The concentration of the dsDNA products and by-products was obtained from microfluidic chip electrophoresis. Emulsion PCR amplification was carried out for 35 cycles; the number of template was 0.01 pmol/ml; the primer concentration was 0.4 µmol/L; and the concentration of Taq DNA polymerase was 0.125 U/µl.
Figure 5
Figure 5. Influence of DNA polymerase concentrations.
Emulsion PCR amplification was carried out for 35 cycles; the number of templates was 0.01 pmol/ml; the primer concentration was 0.4 µmol/L; and the annealing temperature was 65°C.
Figure 6
Figure 6. Influence of primer concentrations.

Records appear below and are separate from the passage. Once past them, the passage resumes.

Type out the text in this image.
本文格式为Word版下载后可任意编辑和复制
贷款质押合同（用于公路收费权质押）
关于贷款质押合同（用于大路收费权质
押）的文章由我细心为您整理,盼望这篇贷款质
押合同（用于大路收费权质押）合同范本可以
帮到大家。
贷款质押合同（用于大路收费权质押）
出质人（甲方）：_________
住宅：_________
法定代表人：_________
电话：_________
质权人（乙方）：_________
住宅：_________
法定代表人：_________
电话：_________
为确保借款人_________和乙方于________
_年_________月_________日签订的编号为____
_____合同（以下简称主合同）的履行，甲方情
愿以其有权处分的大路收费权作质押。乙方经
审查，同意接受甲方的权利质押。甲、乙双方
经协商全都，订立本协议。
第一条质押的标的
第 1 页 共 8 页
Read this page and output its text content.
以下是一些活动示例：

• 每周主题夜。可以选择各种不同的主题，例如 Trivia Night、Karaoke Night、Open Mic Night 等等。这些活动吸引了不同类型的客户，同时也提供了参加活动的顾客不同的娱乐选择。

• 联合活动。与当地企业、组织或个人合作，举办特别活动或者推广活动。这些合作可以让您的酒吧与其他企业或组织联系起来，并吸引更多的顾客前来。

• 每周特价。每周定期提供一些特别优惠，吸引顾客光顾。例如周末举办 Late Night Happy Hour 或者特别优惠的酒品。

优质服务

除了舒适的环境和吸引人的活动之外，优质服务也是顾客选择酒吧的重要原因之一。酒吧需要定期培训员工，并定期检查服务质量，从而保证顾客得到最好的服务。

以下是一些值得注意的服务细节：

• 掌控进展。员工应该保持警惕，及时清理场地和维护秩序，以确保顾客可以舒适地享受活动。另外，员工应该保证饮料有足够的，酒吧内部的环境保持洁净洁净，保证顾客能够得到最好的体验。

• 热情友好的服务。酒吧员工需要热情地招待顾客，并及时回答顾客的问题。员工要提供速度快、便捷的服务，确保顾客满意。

Emulsion PCR amplification was carried out for 35 cycles; the number of templates was 0.01 pmol/ml; the concentration of Taq DNA polymerase was 0.125 U/µl; and the annealing temperature was 65°C.
Figure 7
Figure 7. By-product forming.
Conventional PCR was carried out for 1 and 30 cycles with 5 µg/ml template. 1 and 6: PCR mixture only include template. 2 and 7: PCR mixture include all except primer. 3 and 8: PCR mixture include all except dNTP. 4 and 9: PCR mixture include all except DNA polymerase. 5 and 10: PCR mixture include all the masteries.